Emma Martín Queralt

Personal information
- Full name: Emma Martín Queralt
- Date of birth: 13 August 2002 (age 23)
- Place of birth: Roquetes, Tarragona, Spain
- Position: Midfielder

Team information
- Current team: Lazio
- Number: 8

Senior career*
- Years: Team / Apps / (Gls)
- 2017–2018: Cambrils
- 2018–2021: Alavés / 26+ / (1+)
- 2021–2022: Levante Las Planas /  / (5+)
- 2022–2023: Real Oviedo /  / (3+)
- 2023–2024: Barcelona B /  / (2)
- 2025: Valencia / 13 / (2)
- 2025–: Lazio / 5 / (0)

= Emma Martín =

Spanish footballer (born 2002)

Emma Martín Queralt (born 13 August 2002) is a footballer who plays as a midfielder for Italian Serie A club Lazio.

==Club career==
Martín started her career at Cambrils. In 2018, when she was 15, she signed for Deportivo Alavés Gloriosas. On 30 May 2021, the team achieved promotion to the Spanish first league and on 9 October of that year, she had the opportunity to debut in the Spanish Primera División, against the team Sporting de Huelva in a 0–0 draw.

As a consequence of a lack of playing time, in the winter market she signed for the Catalonian team of Levante Las Planas. There she scored five goals. The club was promoted to the first league for the second time, on 29 May.

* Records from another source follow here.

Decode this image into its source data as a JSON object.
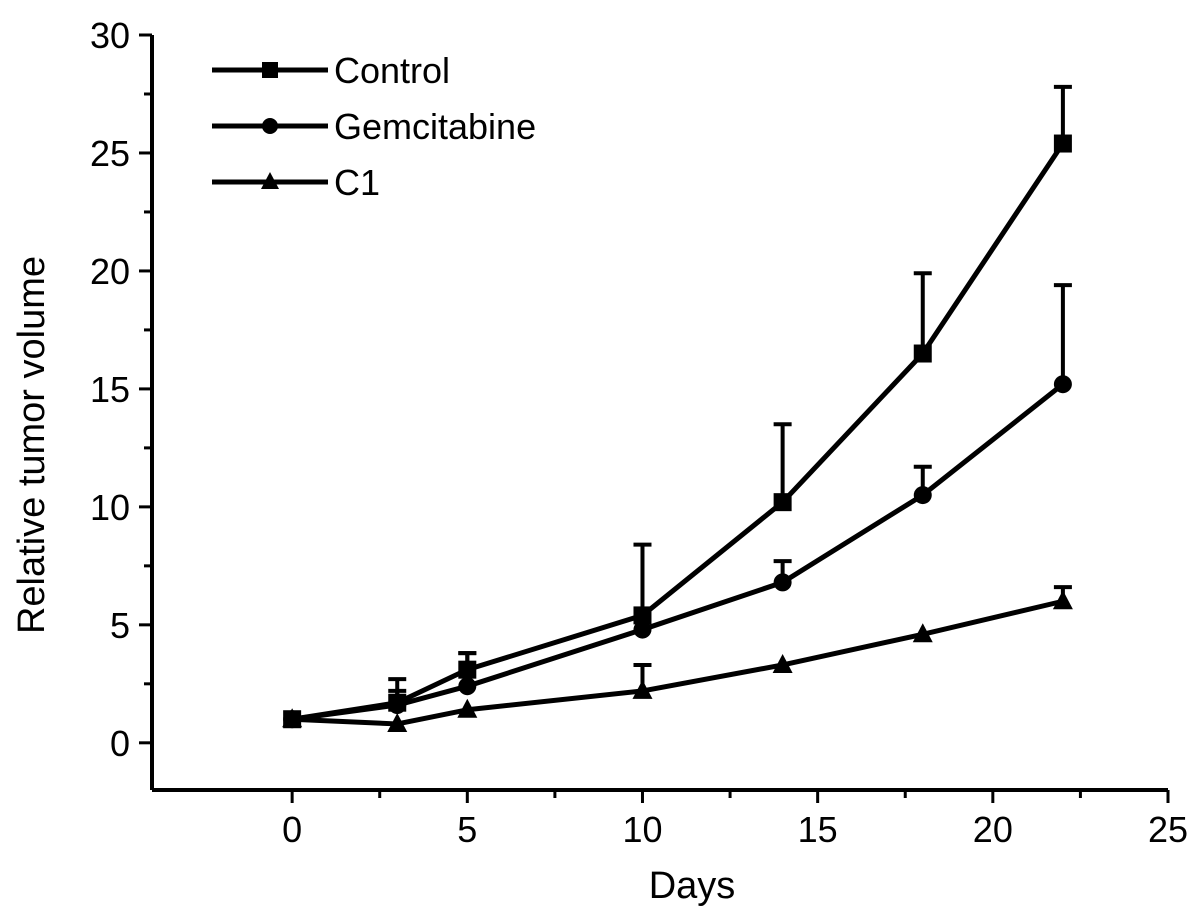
{
  "chart_data": {
    "type": "line",
    "xlabel": "Days",
    "ylabel": "Relative tumor volume",
    "xlim": [
      -4,
      25
    ],
    "ylim": [
      -2,
      30
    ],
    "xticks": [
      0,
      5,
      10,
      15,
      20,
      25
    ],
    "yticks": [
      0,
      5,
      10,
      15,
      20,
      25,
      30
    ],
    "grid": false,
    "legend_position": "top-left",
    "series": [
      {
        "name": "Control",
        "marker": "square",
        "x": [
          0,
          3,
          5,
          10,
          14,
          18,
          22
        ],
        "y": [
          1.0,
          1.7,
          3.1,
          5.4,
          10.2,
          16.5,
          25.4
        ],
        "err": [
          0.0,
          1.0,
          0.7,
          3.0,
          3.3,
          3.4,
          2.4
        ]
      },
      {
        "name": "Gemcitabine",
        "marker": "circle",
        "x": [
          0,
          3,
          5,
          10,
          14,
          18,
          22
        ],
        "y": [
          1.0,
          1.6,
          2.4,
          4.8,
          6.8,
          10.5,
          15.2
        ],
        "err": [
          0.0,
          0.6,
          1.4,
          0.0,
          0.9,
          1.2,
          4.2
        ]
      },
      {
        "name": "C1",
        "marker": "triangle",
        "x": [
          0,
          3,
          5,
          10,
          14,
          18,
          22
        ],
        "y": [
          1.0,
          0.8,
          1.4,
          2.2,
          3.3,
          4.6,
          6.0
        ],
        "err": [
          0.0,
          0.0,
          0.0,
          1.1,
          0.0,
          0.0,
          0.6
        ]
      }
    ]
  }
}
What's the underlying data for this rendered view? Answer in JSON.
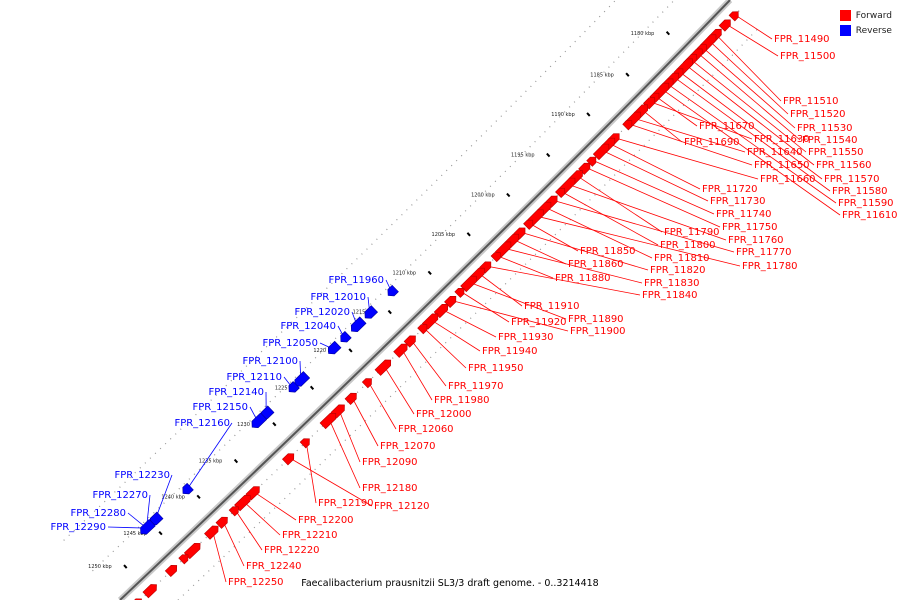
{
  "legend": {
    "forward_label": "Forward",
    "forward_color": "#ff0000",
    "reverse_label": "Reverse",
    "reverse_color": "#0000ff"
  },
  "caption": "Faecalibacterium prausnitzii SL3/3 draft genome. - 0..3214418",
  "backbone_ticks": [
    "1180 kbp",
    "1185 kbp",
    "1190 kbp",
    "1195 kbp",
    "1200 kbp",
    "1205 kbp",
    "1210 kbp",
    "1215 kbp",
    "1220 kbp",
    "1225 kbp",
    "1230 kbp",
    "1235 kbp",
    "1240 kbp",
    "1245 kbp",
    "1250 kbp"
  ],
  "forward_labels": [
    "FPR_11490",
    "FPR_11500",
    "FPR_11510",
    "FPR_11520",
    "FPR_11530",
    "FPR_11540",
    "FPR_11550",
    "FPR_11560",
    "FPR_11570",
    "FPR_11580",
    "FPR_11590",
    "FPR_11610",
    "FPR_11670",
    "FPR_11630",
    "FPR_11690",
    "FPR_11640",
    "FPR_11650",
    "FPR_11660",
    "FPR_11720",
    "FPR_11730",
    "FPR_11740",
    "FPR_11750",
    "FPR_11790",
    "FPR_11760",
    "FPR_11800",
    "FPR_11770",
    "FPR_11810",
    "FPR_11780",
    "FPR_11850",
    "FPR_11820",
    "FPR_11860",
    "FPR_11830",
    "FPR_11880",
    "FPR_11840",
    "FPR_11910",
    "FPR_11890",
    "FPR_11920",
    "FPR_11900",
    "FPR_11930",
    "FPR_11940",
    "FPR_11950",
    "FPR_11970",
    "FPR_11980",
    "FPR_12000",
    "FPR_12060",
    "FPR_12070",
    "FPR_12090",
    "FPR_12180",
    "FPR_12190",
    "FPR_12120",
    "FPR_12200",
    "FPR_12210",
    "FPR_12220",
    "FPR_12240",
    "FPR_12250"
  ],
  "reverse_labels": [
    "FPR_11960",
    "FPR_12010",
    "FPR_12020",
    "FPR_12040",
    "FPR_12050",
    "FPR_12100",
    "FPR_12110",
    "FPR_12140",
    "FPR_12150",
    "FPR_12160",
    "FPR_12230",
    "FPR_12270",
    "FPR_12280",
    "FPR_12290"
  ]
}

In the summer market, she signed for Real Oviedo Femenino, where she scored three goals. The team was later demoted to the third Spanish league.

For the 2023–24 season, Martín joined Futbol Club Barcelona Femení B, winning the second division.

On 10 January 2025, Martín was sold by Barcelona to Liga F team Valencia, for an undisclosed fee, returning to the Spanish top flight.

In July 2025, Martín signed for Italian Serie A club Lazio.